アレックスは振り返らずに手を振って自分の部屋へ帰って行った。

残されたのは僕と王子君と、俯いたまま動かないアントニオだ。

「どうしよう、なんだかんだアレックス君がどんな剣を使ってくるのか教えてくれなかったね」

「普通は教えたりしないと思うぞ、シリルの剣は丈夫なだけだから別に構わないだろうけど。アントニオみたいに隠しておかなければ効果が薄い能力も有るだろうからな」

「そうなんだ、アントニオの剣は僕と相性悪いけど、王子君のはどんな能力なの」

「だから、それは人には、ましてや対戦相手には教えたりしないんだ。

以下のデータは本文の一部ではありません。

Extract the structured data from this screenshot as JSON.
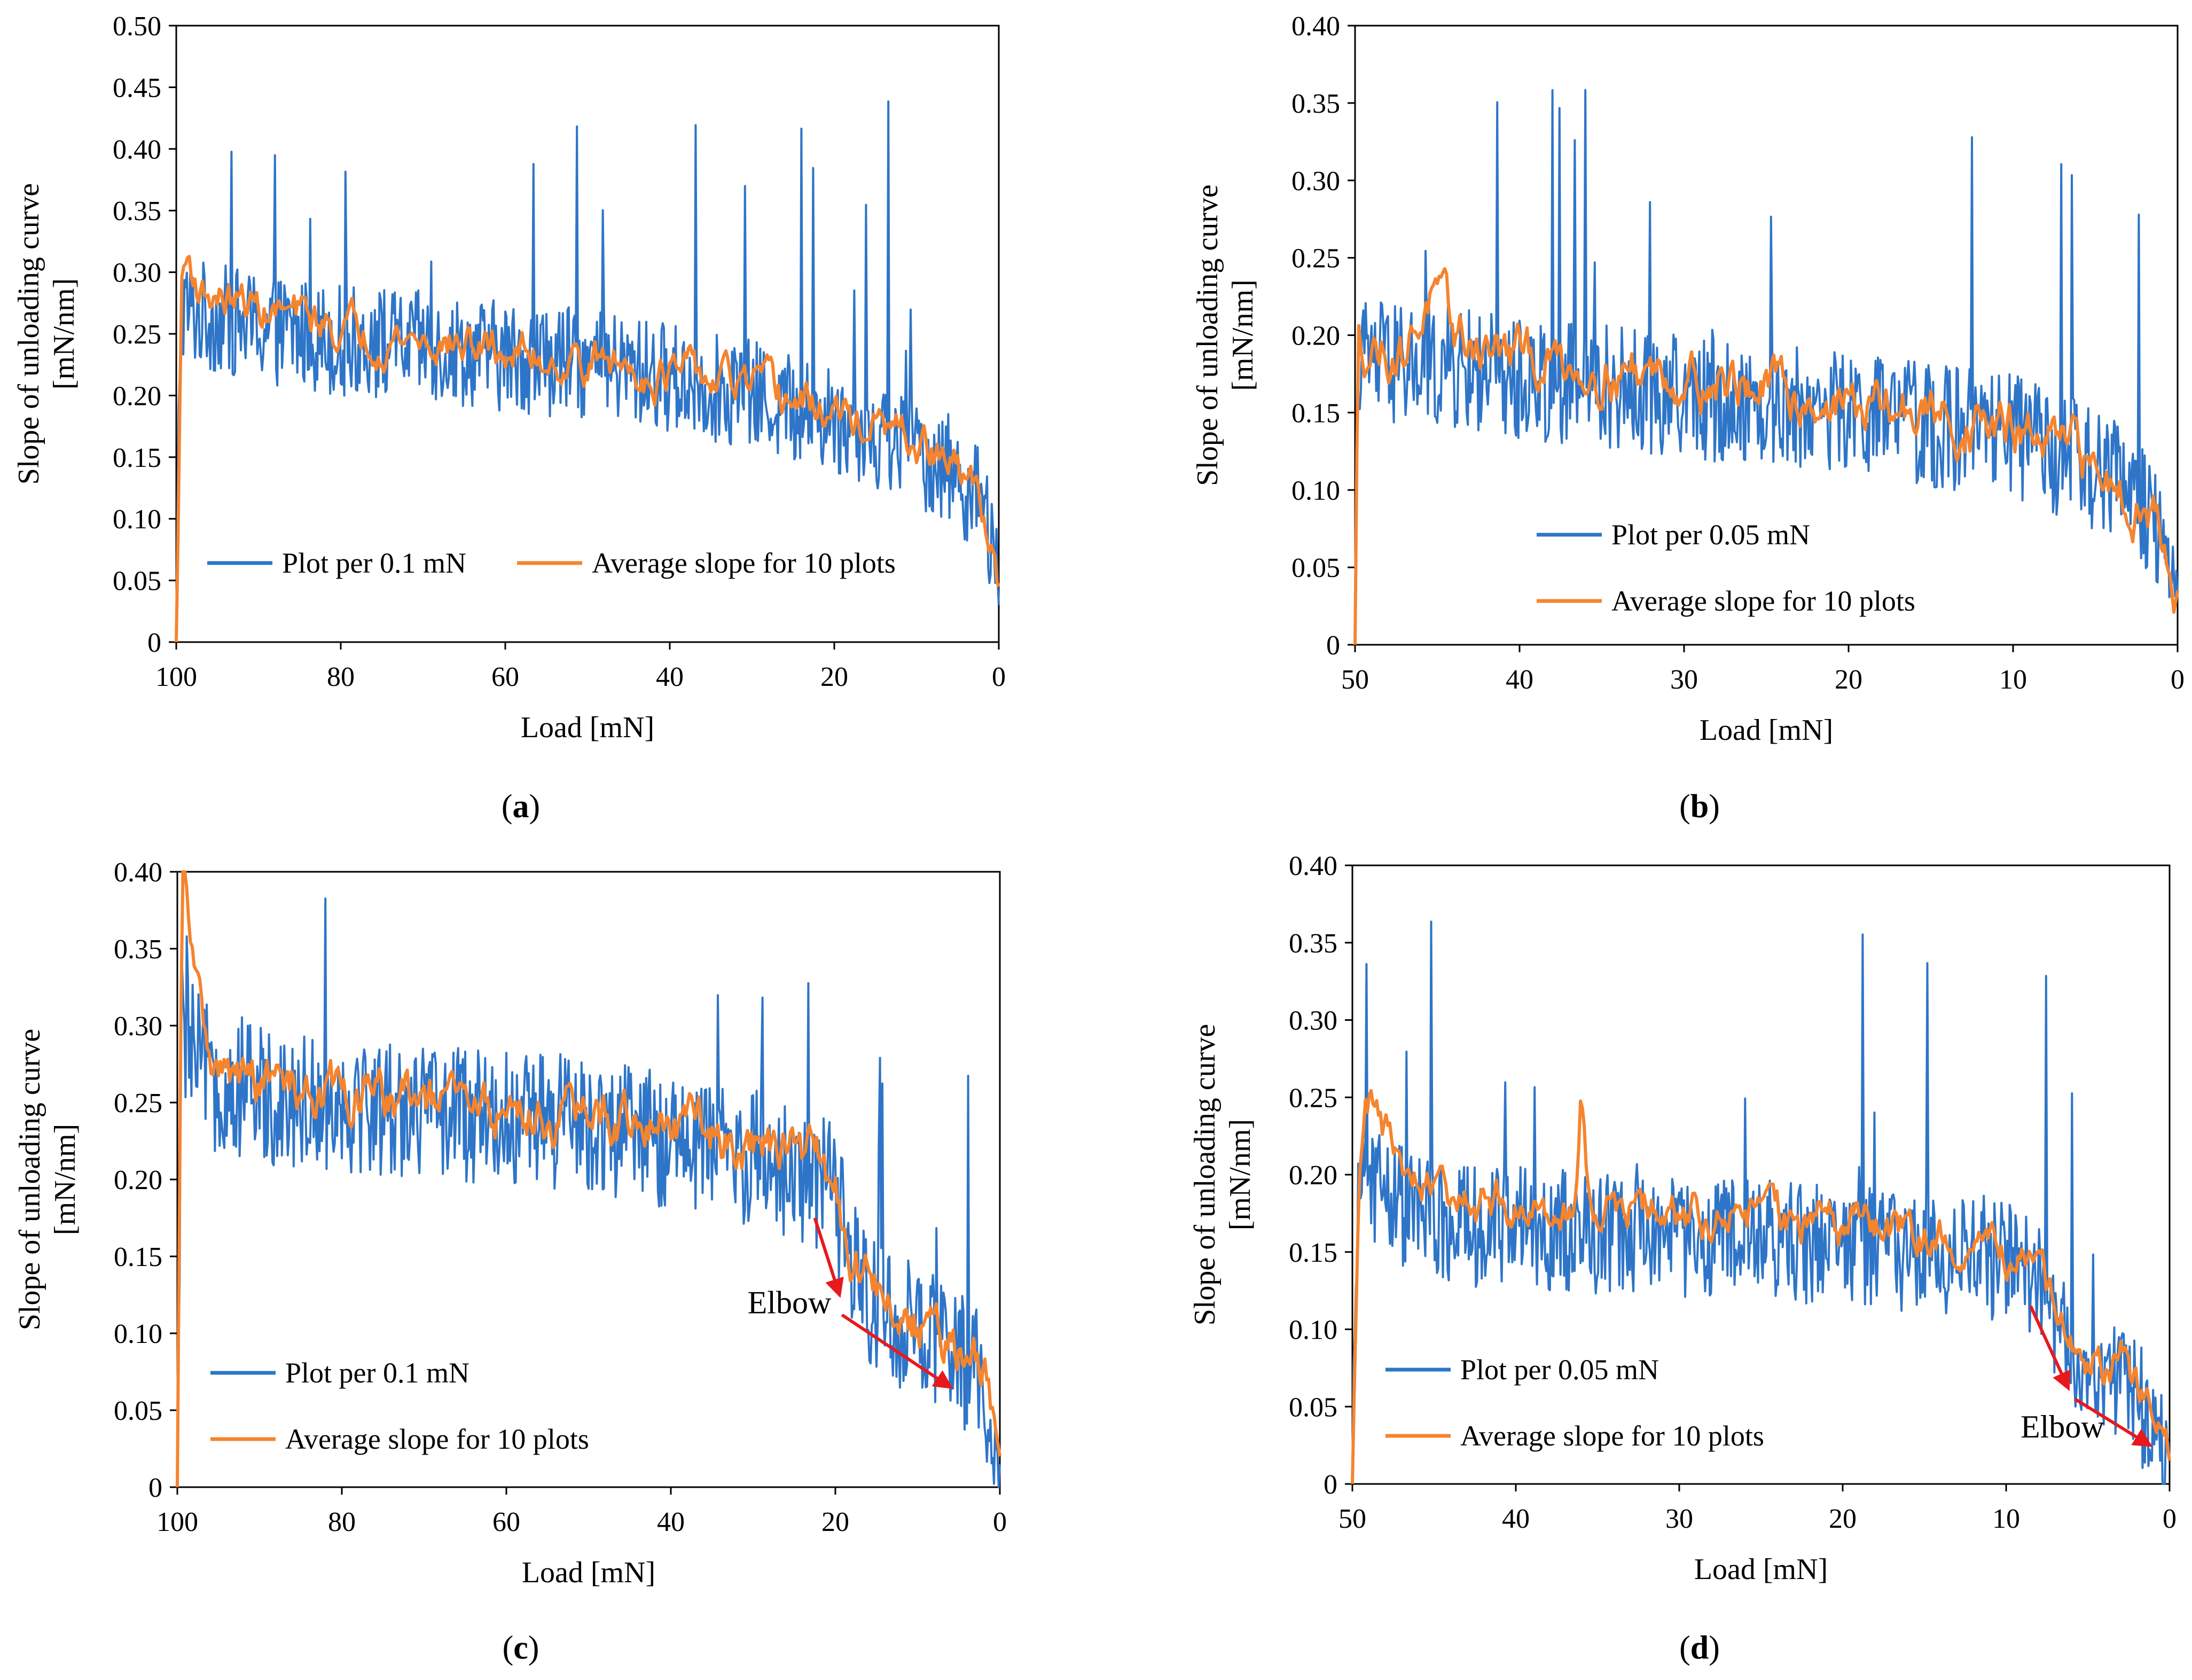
{
  "colors": {
    "blue": "#2E75C8",
    "orange": "#F5842F",
    "arrow": "#E8191D",
    "axis": "#000000"
  },
  "chart_data": [
    {
      "id": "a",
      "type": "line",
      "caption": "a",
      "xlabel": "Load [mN]",
      "ylabel_line1": "Slope of unloading curve",
      "ylabel_line2": "[mN/nm]",
      "xlim": [
        100,
        0
      ],
      "ylim": [
        0,
        0.5
      ],
      "xticks": [
        100,
        80,
        60,
        40,
        20,
        0
      ],
      "yticks": [
        0,
        0.05,
        0.1,
        0.15,
        0.2,
        0.25,
        0.3,
        0.35,
        0.4,
        0.45,
        0.5
      ],
      "ytick_labels": [
        "0",
        "0.05",
        "0.10",
        "0.15",
        "0.20",
        "0.25",
        "0.30",
        "0.35",
        "0.40",
        "0.45",
        "0.50"
      ],
      "legend_layout": "row",
      "legend_position": "bottom-center",
      "series": [
        {
          "name": "Plot per 0.1 mN",
          "color": "#2E75C8",
          "noisy": true,
          "noise": 0.045,
          "spike_prob": 0.03,
          "x": [
            100,
            99.5,
            99,
            97,
            90,
            80,
            70,
            60,
            50,
            40,
            30,
            20,
            12,
            6,
            3,
            1.5,
            0.5,
            0
          ],
          "y": [
            0,
            0.28,
            0.27,
            0.265,
            0.255,
            0.245,
            0.24,
            0.232,
            0.225,
            0.215,
            0.2,
            0.18,
            0.16,
            0.14,
            0.12,
            0.1,
            0.06,
            0.03
          ]
        },
        {
          "name": "Average slope for 10 plots",
          "color": "#F5842F",
          "noisy": true,
          "noise": 0.012,
          "spike_prob": 0,
          "x": [
            100,
            99.3,
            98.5,
            97,
            90,
            80,
            70,
            60,
            50,
            40,
            30,
            20,
            12,
            6,
            3,
            1.5,
            0.5,
            0
          ],
          "y": [
            0,
            0.3,
            0.31,
            0.285,
            0.27,
            0.255,
            0.245,
            0.235,
            0.228,
            0.218,
            0.205,
            0.185,
            0.165,
            0.145,
            0.125,
            0.1,
            0.065,
            0.045
          ]
        }
      ]
    },
    {
      "id": "b",
      "type": "line",
      "caption": "b",
      "xlabel": "Load [mN]",
      "ylabel_line1": "Slope of unloading curve",
      "ylabel_line2": "[mN/nm]",
      "xlim": [
        50,
        0
      ],
      "ylim": [
        0,
        0.4
      ],
      "xticks": [
        50,
        40,
        30,
        20,
        10,
        0
      ],
      "yticks": [
        0,
        0.05,
        0.1,
        0.15,
        0.2,
        0.25,
        0.3,
        0.35,
        0.4
      ],
      "ytick_labels": [
        "0",
        "0.05",
        "0.10",
        "0.15",
        "0.20",
        "0.25",
        "0.30",
        "0.35",
        "0.40"
      ],
      "legend_layout": "column",
      "legend_position": "bottom-center",
      "series": [
        {
          "name": "Plot per 0.05 mN",
          "color": "#2E75C8",
          "noisy": true,
          "noise": 0.04,
          "spike_prob": 0.035,
          "x": [
            50,
            49.8,
            49.5,
            47,
            44,
            40,
            35,
            30,
            25,
            20,
            15,
            10,
            6,
            3,
            1.5,
            0.5,
            0
          ],
          "y": [
            0,
            0.19,
            0.185,
            0.18,
            0.178,
            0.172,
            0.168,
            0.16,
            0.155,
            0.15,
            0.142,
            0.135,
            0.118,
            0.1,
            0.085,
            0.06,
            0.03
          ]
        },
        {
          "name": "Average slope for 10 plots",
          "color": "#F5842F",
          "noisy": true,
          "noise": 0.012,
          "spike_prob": 0,
          "x": [
            50,
            49.8,
            49.5,
            47,
            45.5,
            44,
            40,
            35,
            30,
            25,
            20,
            15,
            10,
            6,
            3,
            1.5,
            0.5,
            0
          ],
          "y": [
            0,
            0.2,
            0.195,
            0.19,
            0.225,
            0.2,
            0.185,
            0.18,
            0.175,
            0.165,
            0.155,
            0.148,
            0.138,
            0.12,
            0.1,
            0.085,
            0.065,
            0.035
          ]
        }
      ]
    },
    {
      "id": "c",
      "type": "line",
      "caption": "c",
      "xlabel": "Load [mN]",
      "ylabel_line1": "Slope of unloading curve",
      "ylabel_line2": "[mN/nm]",
      "xlim": [
        100,
        0
      ],
      "ylim": [
        0,
        0.4
      ],
      "xticks": [
        100,
        80,
        60,
        40,
        20,
        0
      ],
      "yticks": [
        0,
        0.05,
        0.1,
        0.15,
        0.2,
        0.25,
        0.3,
        0.35,
        0.4
      ],
      "ytick_labels": [
        "0",
        "0.05",
        "0.10",
        "0.15",
        "0.20",
        "0.25",
        "0.30",
        "0.35",
        "0.40"
      ],
      "legend_layout": "column",
      "legend_position": "bottom-left",
      "annotation": {
        "text": "Elbow",
        "x": 20.5,
        "y": 0.113,
        "arrow1": [
          [
            22.5,
            0.175
          ],
          [
            19.5,
            0.125
          ]
        ],
        "arrow2": [
          [
            19.2,
            0.112
          ],
          [
            6,
            0.065
          ]
        ]
      },
      "series": [
        {
          "name": "Plot per 0.1 mN",
          "color": "#2E75C8",
          "noisy": true,
          "noise": 0.045,
          "spike_prob": 0.03,
          "x": [
            100,
            99.5,
            98,
            95,
            90,
            80,
            70,
            60,
            50,
            40,
            30,
            22,
            20,
            18,
            15,
            10,
            6,
            3,
            1.5,
            0
          ],
          "y": [
            0,
            0.3,
            0.28,
            0.26,
            0.255,
            0.25,
            0.245,
            0.24,
            0.235,
            0.225,
            0.215,
            0.2,
            0.19,
            0.14,
            0.12,
            0.1,
            0.085,
            0.075,
            0.06,
            0.015
          ]
        },
        {
          "name": "Average slope for 10 plots",
          "color": "#F5842F",
          "noisy": true,
          "noise": 0.012,
          "spike_prob": 0,
          "x": [
            100,
            99.4,
            98.5,
            97,
            95,
            90,
            80,
            70,
            60,
            50,
            40,
            30,
            25,
            22,
            20,
            18,
            15,
            10,
            6,
            3,
            1.5,
            0
          ],
          "y": [
            0,
            0.4,
            0.36,
            0.3,
            0.27,
            0.262,
            0.255,
            0.25,
            0.245,
            0.24,
            0.235,
            0.225,
            0.22,
            0.21,
            0.19,
            0.15,
            0.13,
            0.105,
            0.09,
            0.08,
            0.065,
            0.02
          ]
        }
      ]
    },
    {
      "id": "d",
      "type": "line",
      "caption": "d",
      "xlabel": "Load [mN]",
      "ylabel_line1": "Slope of unloading curve",
      "ylabel_line2": "[mN/nm]",
      "xlim": [
        50,
        0
      ],
      "ylim": [
        0,
        0.4
      ],
      "xticks": [
        50,
        40,
        30,
        20,
        10,
        0
      ],
      "yticks": [
        0,
        0.05,
        0.1,
        0.15,
        0.2,
        0.25,
        0.3,
        0.35,
        0.4
      ],
      "ytick_labels": [
        "0",
        "0.05",
        "0.10",
        "0.15",
        "0.20",
        "0.25",
        "0.30",
        "0.35",
        "0.40"
      ],
      "legend_layout": "column",
      "legend_position": "bottom-left",
      "annotation": {
        "text": "Elbow",
        "x": 4,
        "y": 0.03,
        "arrow1": [
          [
            8.5,
            0.115
          ],
          [
            6.2,
            0.062
          ]
        ],
        "arrow2": [
          [
            5.8,
            0.055
          ],
          [
            1.2,
            0.025
          ]
        ]
      },
      "series": [
        {
          "name": "Plot per 0.05 mN",
          "color": "#2E75C8",
          "noisy": true,
          "noise": 0.04,
          "spike_prob": 0.035,
          "x": [
            50,
            49.6,
            49,
            47,
            45,
            40,
            35,
            30,
            25,
            20,
            15,
            10,
            8,
            6,
            4,
            2,
            1,
            0
          ],
          "y": [
            0,
            0.21,
            0.2,
            0.18,
            0.17,
            0.165,
            0.162,
            0.16,
            0.158,
            0.155,
            0.15,
            0.145,
            0.13,
            0.085,
            0.07,
            0.055,
            0.04,
            0.015
          ]
        },
        {
          "name": "Average slope for 10 plots",
          "color": "#F5842F",
          "noisy": true,
          "noise": 0.01,
          "spike_prob": 0,
          "x": [
            50,
            49.6,
            49.2,
            48.5,
            47,
            45,
            40,
            36.3,
            36,
            35.5,
            30,
            25,
            20,
            15,
            10,
            8,
            6,
            4,
            3,
            2,
            1,
            0
          ],
          "y": [
            0,
            0.2,
            0.27,
            0.24,
            0.2,
            0.185,
            0.18,
            0.18,
            0.25,
            0.18,
            0.175,
            0.172,
            0.168,
            0.16,
            0.15,
            0.13,
            0.09,
            0.075,
            0.09,
            0.06,
            0.045,
            0.015
          ]
        }
      ]
    }
  ]
}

アントニオの武器みたいに能力がばれたら何かしら対策されちゃうからな、俺の試合が見れればその時にはばれちゃうだろうけど」

「そうか、それなら早めに試合を終わらせる事が出来れば良いのか」

「それはアレックスやアントニオに失礼だぞ。ブルーノにはまあそれくらいで良いと思う」

「そうだね、いくら剣の能力がばれててもそれは失礼だったね」

アントニオはうつむいたまま肩が小刻みに揺れていた、ちょっといじめすぎたかもしれない。